REPUBLIKA.CO.ID, JAKARTA -- Menteri Keuangan (Menkeu) Sri Mulyani Indrawati mengatakan, penerimaan pajak hingga April 2024 tercatat mencapai Rp 624,19 triliun atau 31,38 persen dari APBN 2024.
“Penerimaan pajak sampai akhir April Rp 624,19 triliun. Ini artinya 31,38 persen dari Anggaran Pendapatan dan Belanja Negara (APBN) 2024,” kata Sri Mulyani dalam konferensi pers APBN KiTa edisi Mei 2024 di Jakarta, Senin (27/5/2024).
Penerimaan pada Januari tercatat sebesar Rp 149,25 triliun (7,50 persen pagu), kemudian naik menjadi Rp 269,02 triliun pada Februari (13,53 persen pagu), Rp 393,91 triliun pada Maret (19,81 persen pagu), dan Rp 624,19 triliun pada April (31,38 persen pagu).
Menurut Menkeu, akselerasi penerimaan pajak pada April dipengaruhi oleh setoran Surat Pemberitahuan (SPT) Tahunan korporasi.

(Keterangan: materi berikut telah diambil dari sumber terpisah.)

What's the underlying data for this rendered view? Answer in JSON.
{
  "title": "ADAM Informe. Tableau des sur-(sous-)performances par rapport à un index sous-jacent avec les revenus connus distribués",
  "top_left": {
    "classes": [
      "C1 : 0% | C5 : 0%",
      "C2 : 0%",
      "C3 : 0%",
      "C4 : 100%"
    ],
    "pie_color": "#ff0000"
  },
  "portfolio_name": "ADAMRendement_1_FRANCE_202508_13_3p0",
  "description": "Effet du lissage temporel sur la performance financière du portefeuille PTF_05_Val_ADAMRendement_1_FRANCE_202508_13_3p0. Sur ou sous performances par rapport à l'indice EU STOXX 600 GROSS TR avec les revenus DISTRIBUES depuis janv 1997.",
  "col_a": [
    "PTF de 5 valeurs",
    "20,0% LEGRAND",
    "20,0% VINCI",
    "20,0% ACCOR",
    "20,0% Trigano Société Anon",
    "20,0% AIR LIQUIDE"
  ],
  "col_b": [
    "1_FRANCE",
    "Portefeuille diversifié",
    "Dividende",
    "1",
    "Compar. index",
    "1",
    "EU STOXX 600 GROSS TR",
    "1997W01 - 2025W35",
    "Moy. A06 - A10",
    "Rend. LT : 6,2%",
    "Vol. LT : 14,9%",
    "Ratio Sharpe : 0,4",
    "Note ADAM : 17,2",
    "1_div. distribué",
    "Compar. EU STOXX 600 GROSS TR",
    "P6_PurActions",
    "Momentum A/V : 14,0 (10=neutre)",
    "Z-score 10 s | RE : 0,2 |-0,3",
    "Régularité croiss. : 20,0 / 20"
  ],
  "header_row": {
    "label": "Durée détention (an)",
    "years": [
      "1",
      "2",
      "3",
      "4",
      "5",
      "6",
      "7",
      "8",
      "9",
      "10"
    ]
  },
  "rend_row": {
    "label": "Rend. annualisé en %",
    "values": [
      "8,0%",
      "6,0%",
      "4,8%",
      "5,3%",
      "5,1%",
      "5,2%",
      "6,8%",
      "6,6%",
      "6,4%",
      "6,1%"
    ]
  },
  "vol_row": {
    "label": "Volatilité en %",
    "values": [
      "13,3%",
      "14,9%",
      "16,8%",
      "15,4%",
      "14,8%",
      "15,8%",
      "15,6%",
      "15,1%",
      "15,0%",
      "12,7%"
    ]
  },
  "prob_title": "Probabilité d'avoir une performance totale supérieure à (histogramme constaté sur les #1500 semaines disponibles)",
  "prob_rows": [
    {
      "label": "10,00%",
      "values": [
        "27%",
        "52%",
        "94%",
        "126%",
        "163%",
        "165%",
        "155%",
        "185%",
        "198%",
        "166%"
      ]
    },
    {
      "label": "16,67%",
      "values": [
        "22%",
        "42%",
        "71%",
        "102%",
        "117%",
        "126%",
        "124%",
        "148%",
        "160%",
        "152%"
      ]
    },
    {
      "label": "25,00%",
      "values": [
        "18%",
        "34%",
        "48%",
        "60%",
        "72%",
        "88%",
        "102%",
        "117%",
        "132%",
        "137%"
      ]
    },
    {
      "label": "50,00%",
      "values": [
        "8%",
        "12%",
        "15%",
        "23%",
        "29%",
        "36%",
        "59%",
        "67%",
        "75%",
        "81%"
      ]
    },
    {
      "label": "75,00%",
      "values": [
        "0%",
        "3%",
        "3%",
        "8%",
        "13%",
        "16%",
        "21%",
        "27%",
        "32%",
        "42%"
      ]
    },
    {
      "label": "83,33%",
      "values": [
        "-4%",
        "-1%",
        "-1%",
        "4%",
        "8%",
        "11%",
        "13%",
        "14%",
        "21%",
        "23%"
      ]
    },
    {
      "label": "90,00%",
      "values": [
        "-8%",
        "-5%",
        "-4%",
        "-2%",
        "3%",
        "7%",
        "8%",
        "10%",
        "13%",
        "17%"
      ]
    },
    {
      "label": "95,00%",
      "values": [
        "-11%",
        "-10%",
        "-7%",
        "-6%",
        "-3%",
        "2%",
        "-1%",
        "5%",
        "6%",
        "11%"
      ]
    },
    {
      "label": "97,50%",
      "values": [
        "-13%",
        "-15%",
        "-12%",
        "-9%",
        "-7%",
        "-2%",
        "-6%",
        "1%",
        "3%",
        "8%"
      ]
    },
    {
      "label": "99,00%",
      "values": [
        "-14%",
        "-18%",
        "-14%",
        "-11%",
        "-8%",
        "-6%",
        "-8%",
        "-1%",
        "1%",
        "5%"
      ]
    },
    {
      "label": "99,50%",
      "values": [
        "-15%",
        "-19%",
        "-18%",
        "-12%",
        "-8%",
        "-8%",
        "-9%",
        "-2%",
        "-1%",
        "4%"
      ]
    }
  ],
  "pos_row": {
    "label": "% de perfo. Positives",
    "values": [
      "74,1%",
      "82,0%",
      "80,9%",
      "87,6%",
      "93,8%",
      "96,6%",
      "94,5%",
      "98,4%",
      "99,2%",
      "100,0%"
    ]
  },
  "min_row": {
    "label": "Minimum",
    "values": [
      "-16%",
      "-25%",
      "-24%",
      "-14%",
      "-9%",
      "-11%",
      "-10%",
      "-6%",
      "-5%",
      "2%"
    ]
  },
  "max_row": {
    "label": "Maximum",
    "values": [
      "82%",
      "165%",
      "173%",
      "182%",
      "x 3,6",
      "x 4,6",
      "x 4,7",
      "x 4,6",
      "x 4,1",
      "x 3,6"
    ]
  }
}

Secara rinci, penerimaan pajak melalui pajak penghasilan (PPh) non migas tercatat mencapai Rp377 triliun atau 35,45 persen dari target APBN.
“Ini masih cukup on track untuk kinerja empat bulan, tapi growth-nya negatif 5,43 persen,” ujar Sri Mulyani.
Terkontraksinya PPh non migas dipengaruhi oleh melemahnya serapan PPh tahunan badan yang mencerminkan penurunan profitabilitas tahun 2023, sehingga kewajiban pajak mereka juga mengalami penurunan. Hal ini terutama terjadi pada perusahaan-perusahaan di sektor komoditas, termasuk pertambangan.
Kemudian, pajak pertambahan nilai (PPN) dan pajak penjualan barang mewah (PPnBM) tercatat Rp218,5 triliun atau 26,93 persen dari pagu. Secara progres, kinerja PPN dan PPnBM lebih lambat dari yang seharusnya berada di kisaran 33 persen. Namun, penerimaan pajak ini mengalami pertumbuhan sebesar 5,93 persen.
Pajak bumi dan bangunan (PBB) dan pajak lainnya tercatat sebesar Rp3,87 persen atau 10,27 persen dari pagu. Penerimaan PBB dan pajak lainnya terkontraksi 22,59 persen akibat tidak terulangnya tagihan pajak pada tahun 2023.
Sementara PPh migas tercatat Rp24,81 triliun atau 32,49 persen dari pagu, terkontraksi 23,24 persen akibat penurunan lifting minyak dan gas dari tahun ke tahun.